USD/CHF is expected to consolidate with a bearish bias after hitting a three-month low 0.9111 on Wednesday. It is undermined by the negative USD sentiment (ICE spot dollar index last 94.14 versus 95.10 early Wednesday) after fewer-than-expected 169,000 increase in ADP U.S. April private sector jobs (versus forecast +205,000), bigger-than-expected 1.9% drop in U.S. 1Q preliminary productivity (versus forecast -1.8%), and franc demand on cross trades versus major currencies. But USD/CHF losses are tempered by the negative Swiss interest rates and threat of Swiss National Bank CHF-selling intervention.
The daily chart is negative-biased as MACD is bearish, stochastics stays suppressed at oversold levels, 5 and 15-day moving averages are falling.

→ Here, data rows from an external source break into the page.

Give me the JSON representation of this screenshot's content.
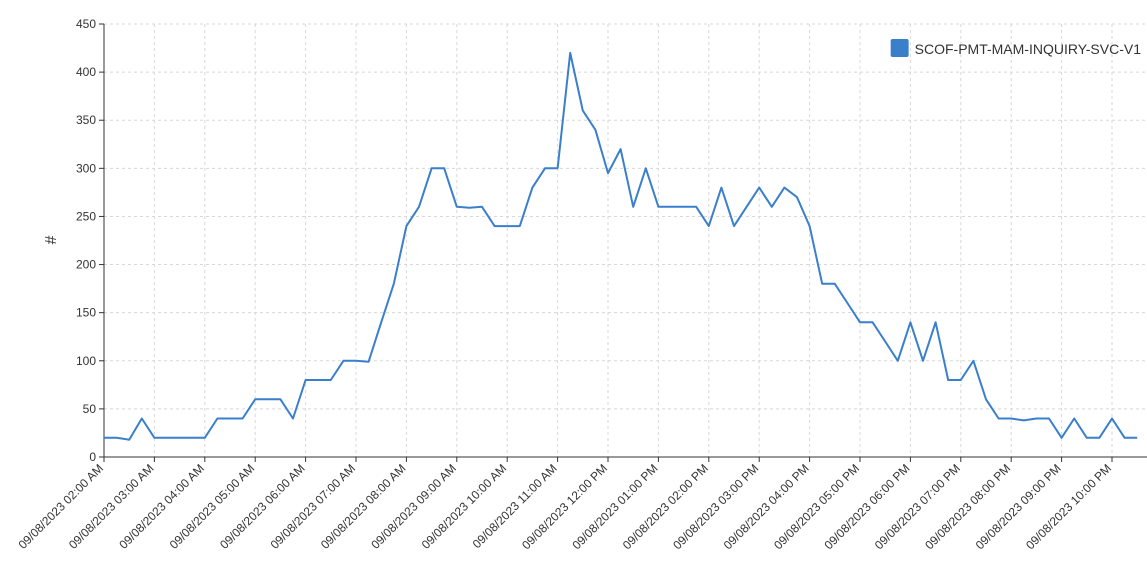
{
  "chart_data": {
    "type": "line",
    "y_label": "#",
    "categories": [
      "09/08/2023 02:00 AM",
      null,
      null,
      null,
      "09/08/2023 03:00 AM",
      null,
      null,
      null,
      "09/08/2023 04:00 AM",
      null,
      null,
      null,
      "09/08/2023 05:00 AM",
      null,
      null,
      null,
      "09/08/2023 06:00 AM",
      null,
      null,
      null,
      "09/08/2023 07:00 AM",
      null,
      null,
      null,
      "09/08/2023 08:00 AM",
      null,
      null,
      null,
      "09/08/2023 09:00 AM",
      null,
      null,
      null,
      "09/08/2023 10:00 AM",
      null,
      null,
      null,
      "09/08/2023 11:00 AM",
      null,
      null,
      null,
      "09/08/2023 12:00 PM",
      null,
      null,
      null,
      "09/08/2023 01:00 PM",
      null,
      null,
      null,
      "09/08/2023 02:00 PM",
      null,
      null,
      null,
      "09/08/2023 03:00 PM",
      null,
      null,
      null,
      "09/08/2023 04:00 PM",
      null,
      null,
      null,
      "09/08/2023 05:00 PM",
      null,
      null,
      null,
      "09/08/2023 06:00 PM",
      null,
      null,
      null,
      "09/08/2023 07:00 PM",
      null,
      null,
      null,
      "09/08/2023 08:00 PM",
      null,
      null,
      null,
      "09/08/2023 09:00 PM",
      null,
      null,
      null,
      "09/08/2023 10:00 PM",
      null,
      null
    ],
    "series": [
      {
        "name": "SCOF-PMT-MAM-INQUIRY-SVC-V1",
        "color": "#3a7fcc",
        "values": [
          20,
          20,
          18,
          40,
          20,
          20,
          20,
          20,
          20,
          40,
          40,
          40,
          60,
          60,
          60,
          40,
          80,
          80,
          80,
          100,
          100,
          99,
          140,
          180,
          240,
          260,
          300,
          300,
          260,
          259,
          260,
          240,
          240,
          240,
          280,
          300,
          300,
          420,
          360,
          340,
          295,
          320,
          260,
          300,
          260,
          260,
          260,
          260,
          240,
          280,
          240,
          260,
          280,
          260,
          280,
          270,
          240,
          180,
          180,
          160,
          140,
          140,
          120,
          100,
          140,
          100,
          140,
          80,
          80,
          100,
          60,
          40,
          40,
          38,
          40,
          40,
          20,
          40,
          20,
          20,
          40,
          20,
          20
        ]
      }
    ],
    "ylim": [
      0,
      450
    ],
    "yticks": [
      0,
      50,
      100,
      150,
      200,
      250,
      300,
      350,
      400,
      450
    ],
    "grid": true,
    "legend": "top-right"
  }
}
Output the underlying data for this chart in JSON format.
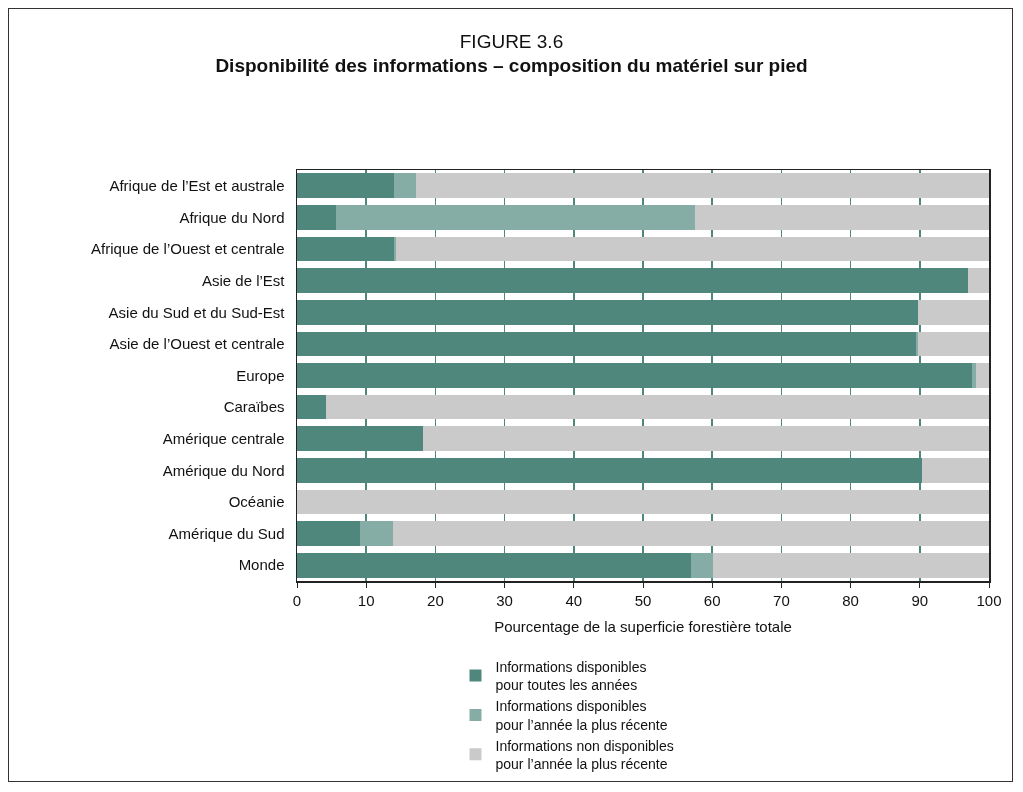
{
  "chart_data": {
    "type": "bar",
    "orientation": "horizontal",
    "stacked": true,
    "title": "FIGURE 3.6",
    "subtitle": "Disponibilité des informations – composition du matériel sur pied",
    "xlabel": "Pourcentage de la superficie forestière totale",
    "categories": [
      "Afrique de l’Est et australe",
      "Afrique du Nord",
      "Afrique de l’Ouest et centrale",
      "Asie de l’Est",
      "Asie du Sud et du Sud-Est",
      "Asie de l’Ouest et centrale",
      "Europe",
      "Caraïbes",
      "Amérique centrale",
      "Amérique du Nord",
      "Océanie",
      "Amérique du Sud",
      "Monde"
    ],
    "series": [
      {
        "name": "Informations disponibles\npour toutes les années",
        "color": "#4f877d",
        "values": [
          14,
          5.6,
          14,
          97,
          89.7,
          89.5,
          97.5,
          4.2,
          18.2,
          90.3,
          0,
          9.1,
          57
        ]
      },
      {
        "name": "Informations disponibles\npour l’année la plus récente",
        "color": "#86ada5",
        "values": [
          3.2,
          51.9,
          0.3,
          0,
          0,
          0.2,
          0.6,
          0,
          0,
          0,
          0,
          4.8,
          3.1
        ]
      },
      {
        "name": "Informations non disponibles\npour l’année la plus récente",
        "color": "#cacaca",
        "values": [
          82.8,
          42.5,
          85.7,
          3,
          10.3,
          10.3,
          1.9,
          95.8,
          81.8,
          9.7,
          100,
          86.1,
          39.9
        ]
      }
    ],
    "xlim": [
      0,
      100
    ],
    "xticks": [
      0,
      10,
      20,
      30,
      40,
      50,
      60,
      70,
      80,
      90,
      100
    ],
    "grid": "x",
    "legend": "bottom"
  }
}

The pair is trading below its pivot point. It is likely to trade in a lower range as long as it remains below the pivot point. Short positions are recommended with the first target at 0.9110. A break of that target will move the pair further downwards to 0.9050. The pivot point stands at 0.9225. In case the price moves in the opposite direction and bounces back from the support level, it will move above its pivot point. It is likely to move further to the upside. According to that scenario, long positions are recommended with the first target at 0.9280 and the second target at 0.9340.